Rumor has it that your parents would encourage their children to experience the natural world and wild places by dropping you and your siblings off with a ‘See you in a week’ and a wave. Is that an accurate depiction? Did they ever leave you out in Oregon’s high desert?
As kids, we were inspired by our father’s account of his own father dropping him off in the dry country of eastern Colorado in the 1920s, leaving him to tramp and camp his way through the perennially mysterious landscape. So, one time, our dad dropped me off at the old Cove Palisades State Park, before the Round Butte Dam flooded the canyons of the Crooked, Deschutes, and Metolius rivers. Over the next several days, I hiked and camped my way across open country to be picked up below Lower Bridge on the Metolius. In that country, it felt like Eden to be there alone without a map, but following the sun west through juniper and sage.
Can you give an example of how your early encounters with wilderness shaped your adult life or your career?
One time we were camping near Fort Rock with I was twelve or so. I rose in the dark to ramble up into a place called Devil’s Playground, a broken landscape of lava outcrops and protected enclaves of wildflowers, rabbits, singing birds, bones, animal tracks, and myriad other pleasures of the wild. It was experiences like this that gouged out a channel in my soul, so that in adult life any shred of wild existence strikes a tuning fork in my soul, and brings me joy.
In November 2016, you published The Flavor of Unity, a collection of post-election poems. What are your thoughts about the intersection of poetry and politics now?
As a friend told me recently, we have two things: a Vote, and a Voice. The vote is very important, but it is finite, a number to be counted. But the voice can grow, deepen, reach across divides to seek reconciliation on behalf of polarized issues. Because poetry can be short, evocative, and generous with new perspectives, it has an essential role to play in our divided political landscape.
Do you have a favorite spot in Oregon’s high desert for a wintertime visit? In spring?
In winter it has to be Fort Rock where the air is cold and ancient, the vistas crisp, and the silence deliciously deep, but for the whisk of a raven’s wings along the cliff’s crest. In spring, as far up as I can get on Steens Mountain, as life crawls up the slope to green the aspens.

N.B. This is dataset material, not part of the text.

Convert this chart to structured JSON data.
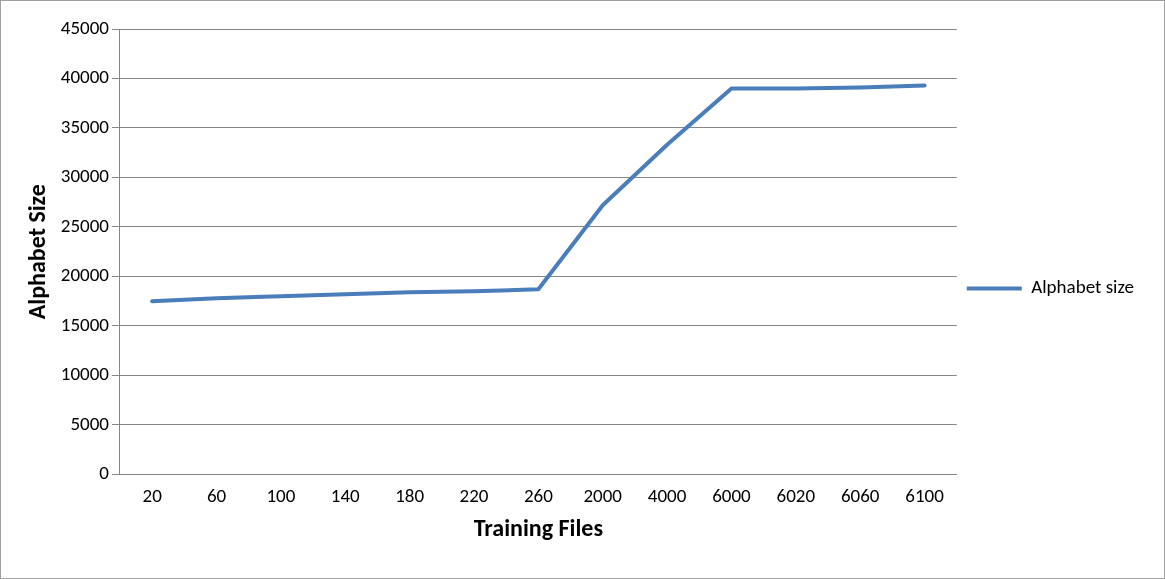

If you could bring one person out to experience the high desert for the first time, who would that be and why?
I walk the open country with the spirit of my late brother, and perhaps in company with a child.
As Oregon’s poet laureate, you are traveling all across the state and giving talks in dozens of communities. What have you learned about Oregonians that you did not know before?
In John Day, Burns, Fields, Frenchglen and other places I have been visiting with the good fortune to be beautiful and remote, I find people cherish poetry, stories, songs, ideas, questions, and new ways to see our human project on Earth as a kind of currency, treasure, wealth. We have the land and the land has us, and any way we can deepen our relationship with the land is good.